A garota ergueu uma sobrancelha, enquanto mexia seus dedos da mão de forma impaciente.
— Seu domínio? A Selva Perpétua é grandiosa demais para alguém tão irrelevante quanto uma bruxa imunda. Este lugar foi prometido por Malchi-Zarum aos seus sacerdotes e crentes três mil anos antes da sua morte. É uma pena que ele pareça tão abandonado desde que nosso povo abandonou seu templo, mas isso não ficará assim por muito tempo.
Kalira ergueu uma sobrancelha.
— Três mil anos? Não é assim que funciona! Você não pode dizer que este lugar te pertence só porque um deus morto supostamente disse algo em um tempo onde mal existia uma sociedade. Puta merda, os crentes de Malchi-Zarum nem existem mais!
As mãos da sacerdotisa se mexeram tão rapidamente a ponto de deixar apenas um mero rastro de luz pelo ar. Elas dispararam um raio cintilante de energia intensa, gerando um poderoso estrondo que fez as estruturas da catacumba se agitarem. Kalira só teve tempo de erguer uma fina barreira mística vítrea na sua frente, antes de ser atingida por uma força massiva que a arremessou pelo ar, derrubando-a no chão.
“Desgraça! O que eu fiz para merecer tamanha punição?”
Embora sua barreira tenha sido resiliente o bastante para absorver a maior parte do dano antes de quebrar, a pequena parte que conseguiu atravessar ainda foi capaz de causar queimaduras intensas no corpo de Kalira, deixando parte dos seus braços e abdômen com uma vermelhidão desconfortável de se ver.
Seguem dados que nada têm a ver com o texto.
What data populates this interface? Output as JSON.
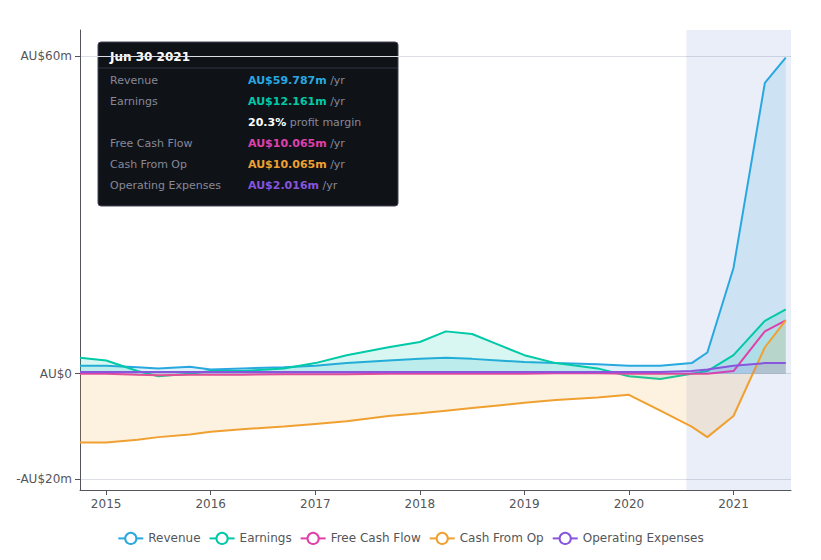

— Meça suas palavras imundas antes de falar do meu povo, bruxa! E mesmo que ele tenha se dissipado, eu tenho o poder para trazê-lo de volta. Por isso os sacerdotes me deram a Pílula do Reflorescer Espiritual! Foram cinco gerações dedicadas a criar uma das formas mais puras de poder. E quando eu conseguir libertar todo o seu potencial, nada ficará em meu caminho.
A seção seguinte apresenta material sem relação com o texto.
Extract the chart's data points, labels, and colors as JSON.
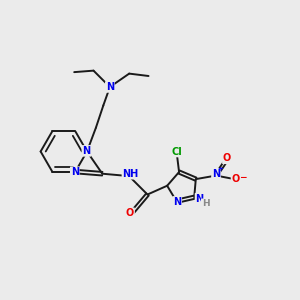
{
  "background_color": "#ebebeb",
  "bond_color": "#1a1a1a",
  "atom_colors": {
    "N": "#0000ee",
    "O": "#ee0000",
    "Cl": "#009900",
    "H": "#888888",
    "C": "#1a1a1a"
  },
  "figsize": [
    3.0,
    3.0
  ],
  "dpi": 100
}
Embora fossem palavras um tanto bregas, Kalira sabia plenamente que ela tinha poder para realizá-las, diferente de Heferus. A quantidade de magia irradiando pelos poros da garota pareciam prestes a se condensar, e isso era grave porque claramente ela não tinha treinamento o bastante para lidar com as consequências disso fisicamente. Ela era um perigo para si mesma, como para qualquer coisa que estivesse ao seu redor.
“Eu só preciso de mais tempo.”
— Você fala essas palavras — disse Kalira, enquanto tentava se levantar com seus braços feridos. —, mas não tem noção do quão grande o mundo é do lado de fora da Selva de Concreto. Eu conheci um cara com os mesmos delírios de grandeza que você e seu fim não foi nada agradável.
A sacerdotisa deu um sorriso. Seus passos a conduziram até Kalira, que tinha dado um jeito de se recostar na parede mais próxima. Sua boca cuspiu o que parecia ser um dente. Para Sarisa, aquilo era o testamento de derrota da sua oponente.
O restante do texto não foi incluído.